Nous nous mîmes en chasse à l'instant même, et à peine eûmes-nous fait vingt pas, que nous nous aperçûmes que le capitaine nous avait dit la vérité: les lapins nous partaient dans les jambes, et chaque lapin qui se levait en faisait lever deux ou trois autres dans sa fuite; en moins d'une demi-heure nous en eûmes tué une douzaine. Malheureusement le sol était criblé de repaires, et à chaque coup de fusil nous en faisions terrer cinq ou six; néanmoins, après deux heures de chasse, nous comptions dix-huit cadavres.
Nous en donnâmes douze aux habitants de l'île, et nous emportâmes les six autres au bâtiment.
Tout en arpentant l'île d'un bout à l'autre, nous avions aperçu quelques ruines antiques; je m'en approchai, mais au premier coup d'œil je reconnus qu'elles étaient sans importance.
Nous avions perdu ou gagné deux heures, comme on voudra, de sorte que, quoiqu'une jolie brise de Sicile se fût levée quelque temps auparavant, il était probable que nous n'arriverions pas au port de Stromboli à temps pour descendre à terre; nous n'en déployâmes pas moins toutes nos voiles pour n'avoir rien à nous reprocher, et nous fîmes près de six lieues en deux heures; mais tout à coup le vent du midi tomba pour faire place au gréco, et nos voiles nous devenant dès lors plutôt nuisibles que profitables, nous marchâmes de nouveau à la rame.
A mesure que nous approchions, Stromboli nous apparaissait plus distinct, et à travers cet air limpide du soir nous apercevions chaque détail: c'est une montagne ayant exactement la forme d'une meule de foin, avec un sommet surmonté d'une arête: c'est de ce sommet que s'échappe la fumée, et, de quart d'heure en quart d'heure, la flamme; dans la journée cette flamme a l'air de ne pas exister, perdue qu'elle est dans la lumière du soleil; mais lorsque vient le soir, lorsque l'Orient commence à brunir, cette flamme devient visible, et on la voit s'élancer au milieu de la fumée qu'elle colore, et retomber en gerbes de lave.
Vers sept heures du soir, nous atteignîmes Stromboli; malheureusement le port est au levant, et nous venions, nous, de l'occident; de sorte qu'il nous fallut longer toute l'île. Pour accomplir cette course demi-circulaire, nous passâmes devant la portion de l'île où, par un talus rapide, la lave descend dans la mer. Sur une largeur de vingt pas au sommet et de cent cinquante pas à sa base, la montagne, sur ce point, est couverte de cendre, et toute végétation est brûlée.

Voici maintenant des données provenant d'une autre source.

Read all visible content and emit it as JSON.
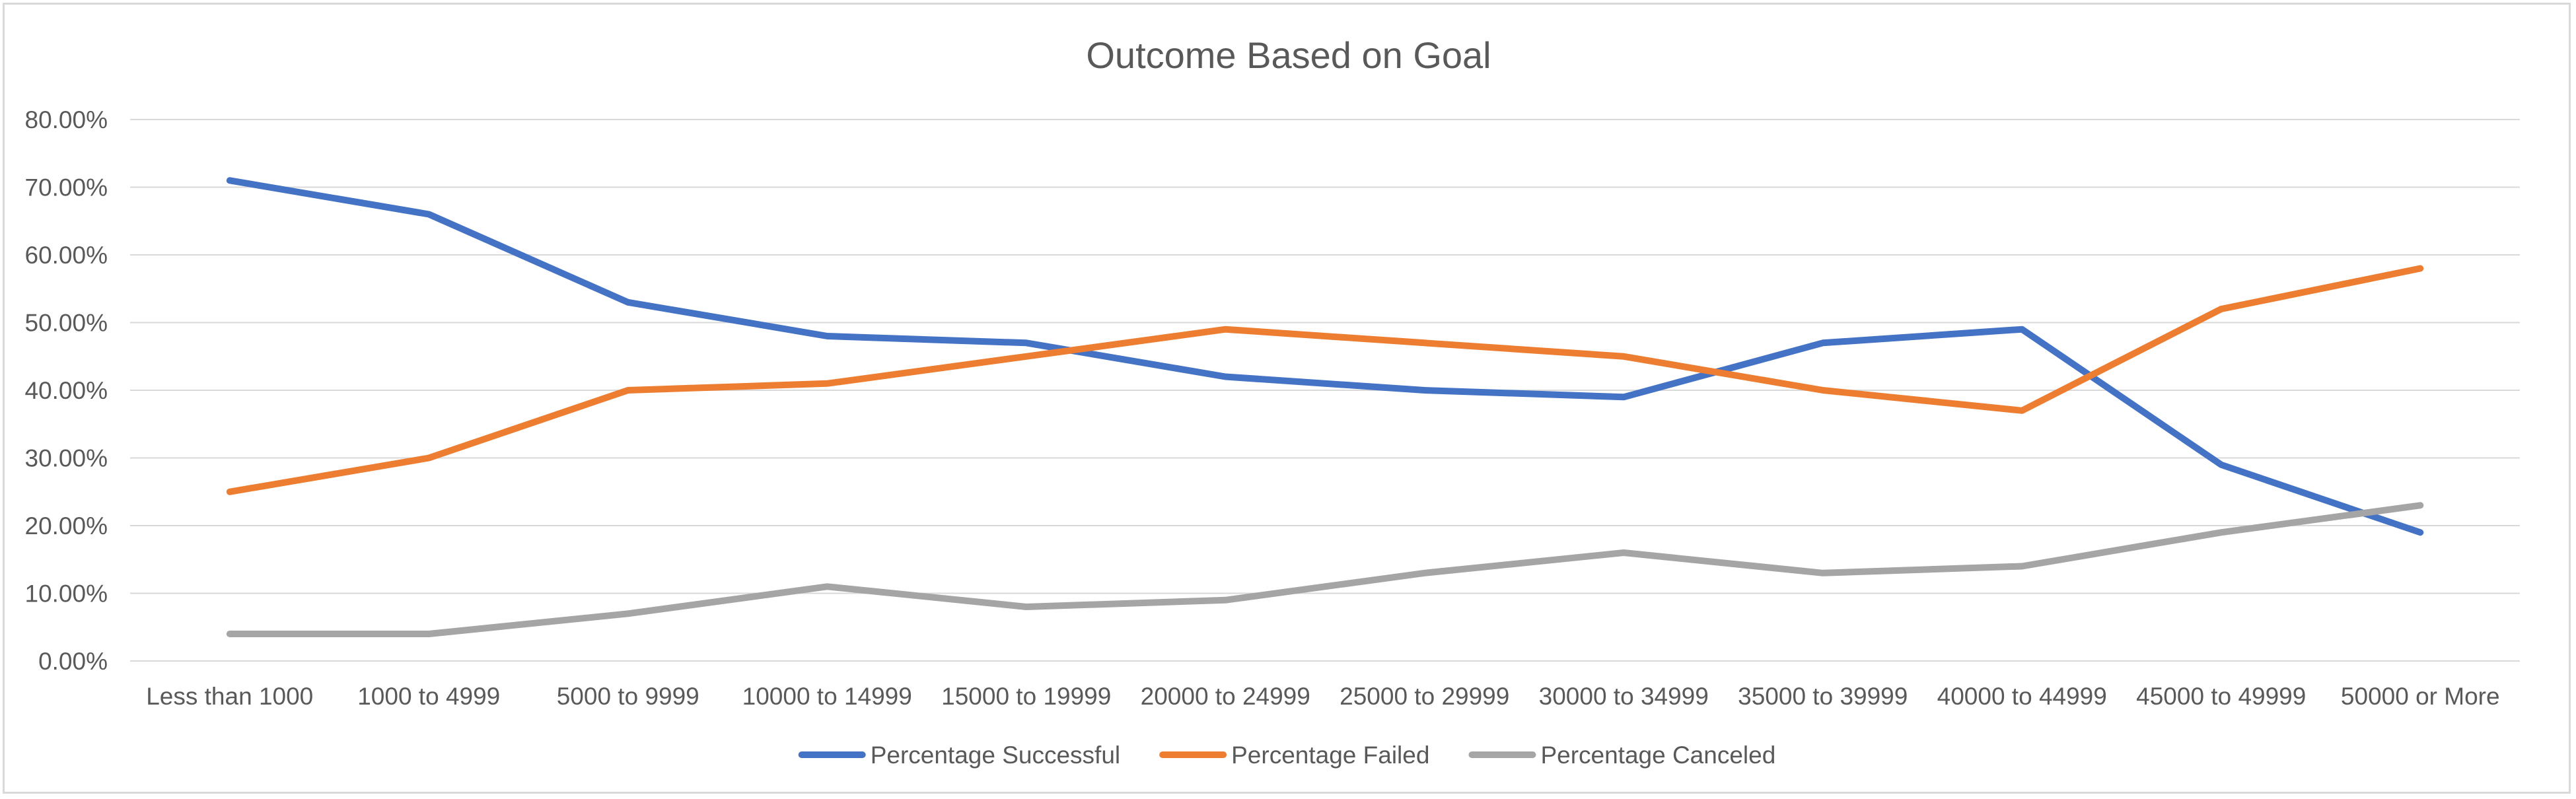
{
  "chart_data": {
    "type": "line",
    "title": "Outcome Based on Goal",
    "xlabel": "",
    "ylabel": "",
    "categories": [
      "Less than 1000",
      "1000 to 4999",
      "5000 to 9999",
      "10000 to 14999",
      "15000 to 19999",
      "20000 to 24999",
      "25000 to 29999",
      "30000 to 34999",
      "35000 to 39999",
      "40000 to 44999",
      "45000 to 49999",
      "50000 or More"
    ],
    "ylim": [
      0,
      80
    ],
    "yticks": [
      "0.00%",
      "10.00%",
      "20.00%",
      "30.00%",
      "40.00%",
      "50.00%",
      "60.00%",
      "70.00%",
      "80.00%"
    ],
    "grid": true,
    "legend_position": "bottom",
    "series": [
      {
        "name": "Percentage Successful",
        "color": "#4472c4",
        "values": [
          71,
          66,
          53,
          48,
          47,
          42,
          40,
          39,
          47,
          49,
          29,
          19
        ]
      },
      {
        "name": "Percentage Failed",
        "color": "#ed7d31",
        "values": [
          25,
          30,
          40,
          41,
          45,
          49,
          47,
          45,
          40,
          37,
          52,
          58
        ]
      },
      {
        "name": "Percentage Canceled",
        "color": "#a5a5a5",
        "values": [
          4,
          4,
          7,
          11,
          8,
          9,
          13,
          16,
          13,
          14,
          19,
          23
        ]
      }
    ]
  }
}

Le capitaine avait prédit juste: nous arrivâmes une demi-heure après la fermeture du port; tout ce que nous pûmes dire pour nous le faire ouvrir fut de l'éloquence perdue.
Cependant toute la population de Stromboli était accourue sur le rivage. Notre speronare était un habitué du port, et nos matelots étaient fort connus dans l'île: chaque automne ils y font quatre ou cinq voyages pour y charger de la passoline; joignez à cela seulement deux ou trais autres voyages dans l'année, et c'est plus qu'il n'en faut pour établir des relations de toute nature.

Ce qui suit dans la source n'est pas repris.